Filing a tax return can result in additional funds to help families pay their bills. The American Recovery and Reinvestment Act of 2009(ARRA) increased refundable tax credits and changed some of the rules to make it easier to qualify. “Taxpayers who usually do not file a return because they owe $0 taxes may miss additional refund dollars”, stated Joyce Lash, Resource Management Program Specialist for ISU Extension. “Even if you have no tax liability you can still receive three refundable credits, the Earned Income Credit, Additional Child Tax Credit and a new American Opportunity Education Tax Credit”

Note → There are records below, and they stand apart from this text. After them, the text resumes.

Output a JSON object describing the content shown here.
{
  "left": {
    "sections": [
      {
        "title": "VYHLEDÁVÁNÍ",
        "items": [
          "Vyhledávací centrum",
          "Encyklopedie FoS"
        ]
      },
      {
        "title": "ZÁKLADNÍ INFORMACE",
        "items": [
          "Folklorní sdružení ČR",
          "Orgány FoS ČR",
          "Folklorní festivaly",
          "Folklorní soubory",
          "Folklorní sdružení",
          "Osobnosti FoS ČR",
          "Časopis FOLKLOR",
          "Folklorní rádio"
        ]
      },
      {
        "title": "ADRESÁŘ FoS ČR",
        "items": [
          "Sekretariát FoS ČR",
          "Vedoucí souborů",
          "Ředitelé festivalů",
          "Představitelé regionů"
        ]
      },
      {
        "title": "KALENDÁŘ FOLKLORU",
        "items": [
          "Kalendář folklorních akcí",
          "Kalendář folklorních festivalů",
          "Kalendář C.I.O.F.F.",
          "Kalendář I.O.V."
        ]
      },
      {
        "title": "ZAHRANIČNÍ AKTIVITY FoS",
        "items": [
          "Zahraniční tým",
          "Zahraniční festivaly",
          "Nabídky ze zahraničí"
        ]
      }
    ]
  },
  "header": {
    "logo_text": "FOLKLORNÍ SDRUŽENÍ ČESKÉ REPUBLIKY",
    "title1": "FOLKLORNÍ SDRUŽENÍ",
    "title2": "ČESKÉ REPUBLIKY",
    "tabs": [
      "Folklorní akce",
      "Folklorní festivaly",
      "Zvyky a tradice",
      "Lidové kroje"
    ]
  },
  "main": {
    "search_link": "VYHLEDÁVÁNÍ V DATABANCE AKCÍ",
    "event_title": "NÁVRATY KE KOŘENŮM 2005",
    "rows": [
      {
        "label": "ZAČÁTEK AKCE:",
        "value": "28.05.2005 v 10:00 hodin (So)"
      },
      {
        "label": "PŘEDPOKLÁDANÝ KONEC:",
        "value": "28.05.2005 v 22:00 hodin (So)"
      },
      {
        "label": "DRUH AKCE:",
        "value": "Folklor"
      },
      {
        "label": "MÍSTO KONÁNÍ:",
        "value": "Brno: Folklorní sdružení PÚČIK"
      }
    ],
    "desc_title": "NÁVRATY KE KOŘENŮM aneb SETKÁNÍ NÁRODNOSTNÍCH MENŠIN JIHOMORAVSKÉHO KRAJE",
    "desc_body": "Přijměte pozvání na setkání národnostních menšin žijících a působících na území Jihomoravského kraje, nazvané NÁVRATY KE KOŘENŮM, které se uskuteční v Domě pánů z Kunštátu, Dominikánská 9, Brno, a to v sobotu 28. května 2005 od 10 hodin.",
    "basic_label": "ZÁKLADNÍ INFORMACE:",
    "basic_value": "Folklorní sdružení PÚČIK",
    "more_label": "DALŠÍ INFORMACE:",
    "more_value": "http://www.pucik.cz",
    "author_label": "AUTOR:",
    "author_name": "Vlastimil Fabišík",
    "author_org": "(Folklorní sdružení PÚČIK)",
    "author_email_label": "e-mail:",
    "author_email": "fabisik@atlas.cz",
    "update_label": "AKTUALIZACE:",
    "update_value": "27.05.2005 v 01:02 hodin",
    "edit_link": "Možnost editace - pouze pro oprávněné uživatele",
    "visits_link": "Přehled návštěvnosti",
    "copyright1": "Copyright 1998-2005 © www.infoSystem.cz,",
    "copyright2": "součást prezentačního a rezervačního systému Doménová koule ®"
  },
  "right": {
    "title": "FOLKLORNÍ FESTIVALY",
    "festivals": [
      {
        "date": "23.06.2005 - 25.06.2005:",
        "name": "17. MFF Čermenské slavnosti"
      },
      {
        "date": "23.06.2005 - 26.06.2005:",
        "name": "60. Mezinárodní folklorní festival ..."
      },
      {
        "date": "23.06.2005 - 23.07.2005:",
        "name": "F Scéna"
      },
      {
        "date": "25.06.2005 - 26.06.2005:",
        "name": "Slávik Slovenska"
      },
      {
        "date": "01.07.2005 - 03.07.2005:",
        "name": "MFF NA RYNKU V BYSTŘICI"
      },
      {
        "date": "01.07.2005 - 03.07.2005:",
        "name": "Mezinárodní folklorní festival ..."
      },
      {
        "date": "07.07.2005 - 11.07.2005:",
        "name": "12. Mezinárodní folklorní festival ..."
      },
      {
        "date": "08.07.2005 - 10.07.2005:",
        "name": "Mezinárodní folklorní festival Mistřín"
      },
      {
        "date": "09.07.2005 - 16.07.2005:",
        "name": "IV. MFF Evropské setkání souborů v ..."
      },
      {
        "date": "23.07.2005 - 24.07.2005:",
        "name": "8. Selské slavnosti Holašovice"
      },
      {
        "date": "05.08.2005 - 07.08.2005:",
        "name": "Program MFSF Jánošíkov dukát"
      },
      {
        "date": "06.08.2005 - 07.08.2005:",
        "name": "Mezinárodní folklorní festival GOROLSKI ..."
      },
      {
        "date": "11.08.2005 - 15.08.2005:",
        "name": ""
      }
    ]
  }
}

The Earned Income Credit (EIC) is for working families who have incomes below $48,279. The refund was established to off-set increases in the amount of Social Security and Medicare taxes that are withheld from paychecks. Individuals who pay Self-Employment Taxes can also claim the credit. The refund amount varies depending on the earned income and number of children included on the tax return. To claim the EIC you must be a US Citizen and have a social security number. The ARRA increased the maximum that a family can receive to $5,657. The credit is used first to reduce the federal taxes that are due and remaining amounts are paid as a tax refund.
Taxpayers qualify for a Child Tax Credit of $1000 for each dependent included on a tax return. This credit can only be used to reduce income taxes to $0. The Additional Child Tax Credit was established to provide low income families with a refund of a portion of the credit when their tax liability was too low to take advantage of this tax reduction. The ARRA act lowered the amount of earned income that a family must have to qualify for the Additional Child Tax Credit to $3000. The taxpayer is eligible for the amount that remains after their income tax is reduced to $0 or 15% of their earned income that exceeds $3000. The smallest amount is used for the refund.
In 2009 and 2010 taxpayers can use the American Opportunity Education Tax Credit which is a modification of the Hope Credit. The amount that a family can qualify to receive if they have a dependent attending college has been increased to $2,500. The Hope Credit can be claimed for the Junior and Senior college years in addition to the first two years of education. The expenses that can be claimed for the credit now include classroom materials. For the first time part of the credit, a maximum of $1000 per student or 40% of the credit is refundable.
Families with incomes below $48,000 may have their taxes prepared at Volunteer Income Tax Assistance sites throughout Iowa. Volunteers are certified by the IRS. The sites can prepare the 1040EZ, 1040A, and 1040 tax returns. Complicated returns for farmers, business owners, and those with multiple investments are outside the scope of the VITA program. To find a site near you call the IRS at 1-800-829-1040 or 211. Federal and state returns are filed electronically and refunds are deposited within 10 days to checking and/or savings accounts.